No radar corporativo, a Samyang Foods (003230.KS) reportou lucro operacional 47% maior no segundo trimestre na comparação anual, impulsionado pelo forte crescimento das vendas no exterior; com isso, o papel fecha o pregão em alta de 5,12%.

Já a Nongshim (004370.KS), que também superou as expectativas com lucro operacional 48% maior no mesmo período, viu suas ações recuarem 4,23% no pregão de hoje, em meio a preocupações do mercado com a desaceleração das exportações de ramen do setor.

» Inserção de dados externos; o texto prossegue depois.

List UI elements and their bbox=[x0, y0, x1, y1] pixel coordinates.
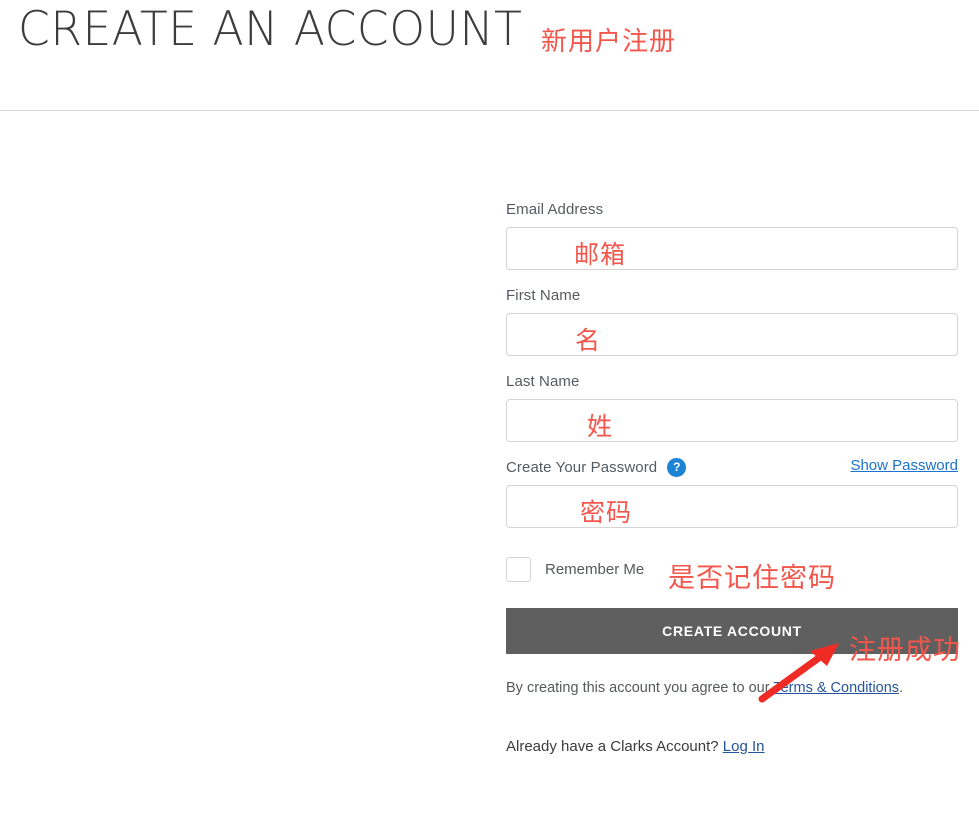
page-header: CREATE AN ACCOUNT 新用户注册 bbox=[0, 0, 979, 111]
page-title: CREATE AN ACCOUNT bbox=[18, 2, 522, 57]
terms-suffix: . bbox=[899, 680, 903, 696]
terms-and-conditions-link[interactable]: Terms & Conditions bbox=[773, 680, 899, 696]
field-group-email: Email Address 邮箱 bbox=[506, 198, 958, 270]
label-password: Create Your Password bbox=[506, 459, 657, 476]
email-input[interactable] bbox=[506, 227, 958, 270]
help-icon[interactable]: ? bbox=[667, 458, 686, 477]
remember-me-annotation: 是否记住密码 bbox=[668, 556, 836, 595]
signup-form: Email Address 邮箱 First Name 名 Last Name … bbox=[506, 198, 958, 755]
remember-me-row: Remember Me 是否记住密码 bbox=[506, 554, 958, 584]
submit-annotation: 注册成功 bbox=[849, 628, 961, 667]
already-account-text: Already have a Clarks Account? Log In bbox=[506, 738, 958, 755]
page-title-annotation: 新用户注册 bbox=[541, 21, 676, 58]
already-account-prefix: Already have a Clarks Account? bbox=[506, 738, 723, 755]
remember-me-checkbox[interactable] bbox=[506, 557, 531, 582]
terms-text: By creating this account you agree to ou… bbox=[506, 680, 958, 696]
field-group-password: Create Your Password ? Show Password 密码 bbox=[506, 456, 958, 528]
label-email: Email Address bbox=[506, 201, 603, 218]
label-first-name: First Name bbox=[506, 287, 580, 304]
label-last-name: Last Name bbox=[506, 373, 579, 390]
first-name-input[interactable] bbox=[506, 313, 958, 356]
show-password-link[interactable]: Show Password bbox=[850, 457, 958, 474]
terms-prefix: By creating this account you agree to ou… bbox=[506, 680, 773, 696]
label-row-last-name: Last Name bbox=[506, 370, 958, 392]
label-row-first-name: First Name bbox=[506, 284, 958, 306]
password-input[interactable] bbox=[506, 485, 958, 528]
remember-me-label: Remember Me bbox=[545, 561, 644, 578]
field-group-first-name: First Name 名 bbox=[506, 284, 958, 356]
label-row-email: Email Address bbox=[506, 198, 958, 220]
field-group-last-name: Last Name 姓 bbox=[506, 370, 958, 442]
label-row-password: Create Your Password ? Show Password bbox=[506, 456, 958, 478]
last-name-input[interactable] bbox=[506, 399, 958, 442]
log-in-link[interactable]: Log In bbox=[723, 738, 765, 755]
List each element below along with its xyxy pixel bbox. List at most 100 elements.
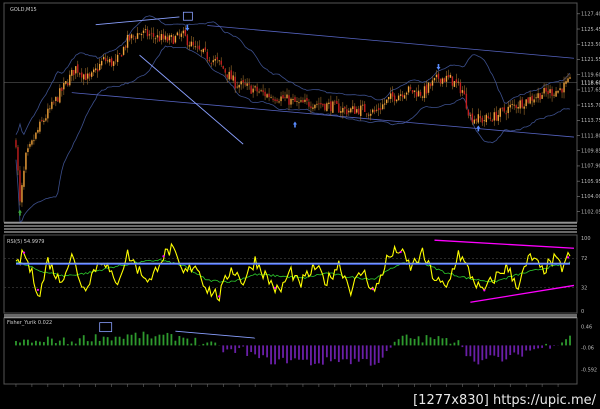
candle-body [112,61,115,66]
candle-body [47,108,49,119]
candle-body [15,140,17,148]
candle-body [409,87,412,89]
candle-body [501,107,503,109]
candle-body [328,102,330,105]
candle-body [240,81,242,85]
candle-body [314,104,316,109]
candle-body [172,36,175,45]
fisher-histogram-bar [206,342,209,346]
fisher-histogram-bar [314,345,316,364]
candle-body [244,83,246,85]
fisher-histogram-bar [23,339,25,346]
candle-body [437,73,440,79]
candle-body [523,106,525,109]
candle-body [196,46,199,48]
candle-body [106,60,109,62]
candle-body [445,75,448,82]
candle-body [69,74,71,86]
fisher-histogram-bar [50,338,53,346]
rsi-extreme-dot [483,289,486,292]
candle-body [55,96,57,101]
candle-body [449,74,452,78]
candle-body [300,100,302,102]
candle-body [182,30,185,34]
fisher-histogram-bar [353,345,356,359]
fisher-histogram-bar [170,334,173,346]
candle-body [57,97,59,102]
candle-body [288,95,290,105]
candle-body [49,108,51,110]
candle-body [208,59,210,62]
candle-body [166,36,169,42]
candle-body [79,73,81,75]
candle-body [453,81,456,87]
candle-body [338,103,340,113]
candle-body [98,63,101,71]
candle-body [405,92,408,95]
candle-body [83,74,85,80]
fisher-histogram-bar [250,345,253,353]
candle-body [543,87,545,94]
fisher-histogram-bar [238,345,241,349]
fisher-histogram-bar [46,336,49,346]
y-tick-label: 1111.80 [581,133,600,139]
candle-body [170,35,173,37]
candle-body [280,96,282,102]
candle-body [39,121,41,132]
fisher-histogram-bar [377,345,380,363]
candle-body [342,107,344,113]
candle-body [33,140,35,142]
candle-body [37,129,39,133]
candle-body [87,73,89,79]
fisher-histogram-bar [333,345,336,360]
candle-body [354,106,356,114]
candle-body [152,33,155,37]
fisher-histogram-bar [262,345,264,356]
candle-body [25,152,27,170]
candle-body [539,93,541,100]
candle-body [511,104,513,105]
candle-body [214,58,216,61]
candle-body [433,77,436,81]
candle-body [268,93,270,98]
candle-body [330,101,332,112]
candle-body [266,94,268,98]
candle-body [236,86,238,88]
candle-body [425,84,428,94]
candle-body [242,80,244,83]
candle-body [276,99,278,102]
candle-body [531,95,533,101]
y-tick-label: 1127.40 [581,12,600,18]
fisher-histogram-bar [513,345,516,353]
fisher-histogram-bar [529,345,532,351]
fisher-histogram-bar [421,342,424,346]
candle-body [298,102,300,104]
candle-body [200,50,203,52]
fisher-histogram-bar [38,341,41,346]
candle-body [248,83,250,85]
fisher-histogram-bar [565,339,567,346]
candle-body [270,96,272,98]
fisher-histogram-bar [561,342,563,346]
fisher-histogram-bar [74,343,77,346]
fisher-histogram-bar [246,345,249,356]
candle-body [320,102,322,105]
candle-body [497,114,499,121]
candle-body [61,87,63,91]
fisher-histogram-bar [345,345,348,360]
candle-body [435,74,438,78]
candle-body [71,69,73,76]
candle-body [364,104,366,112]
y-tick-label: 1104.00 [581,194,600,200]
candle-body [447,74,450,78]
fisher-histogram-bar [154,336,157,346]
fisher-histogram-bar [517,345,520,355]
candle-body [174,35,177,43]
candle-body [368,114,370,116]
candle-body [399,94,402,96]
fisher-histogram-bar [114,336,117,346]
candle-body [461,90,464,93]
candle-body [286,94,288,99]
candle-body [122,46,125,55]
fisher-histogram-bar [453,342,456,346]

Os mercados europeus operam nesta terça-feira (18) majoritariamente em queda no início do pregão, em meio à escalada da tensão entre Estados Unidos e Irã e à disparada do petróleo. O FTSE 100 (Reino Unido) opera praticamente estável, com alta de 0,08%, o DAX (Alemanha) em queda de 0,41% e o CAC 40 (França) em queda de 0,43%. A trégua entre Washington e Teerã expirou sem acordo, com o Irã adotando postura mais ofensiva, o que levou o petróleo Brent à máxima desde 30 de julho, próximo de US$ 91,50 o barril, e reforçou apostas de que os bancos centrais europeus terão menos espaço para cortar juros neste outono. Ainda assim, indicadores de sentimento surpreenderam para cima: o ZEW alemão de agosto veio em 34,2 pontos, acima da expectativa de 30,1, e o ZEW da Zona do Euro veio em 31,4 ante 25,9 esperados. De olho no restante do pregão, o mercado aguarda um discurso do membro do BCE Philip Lane.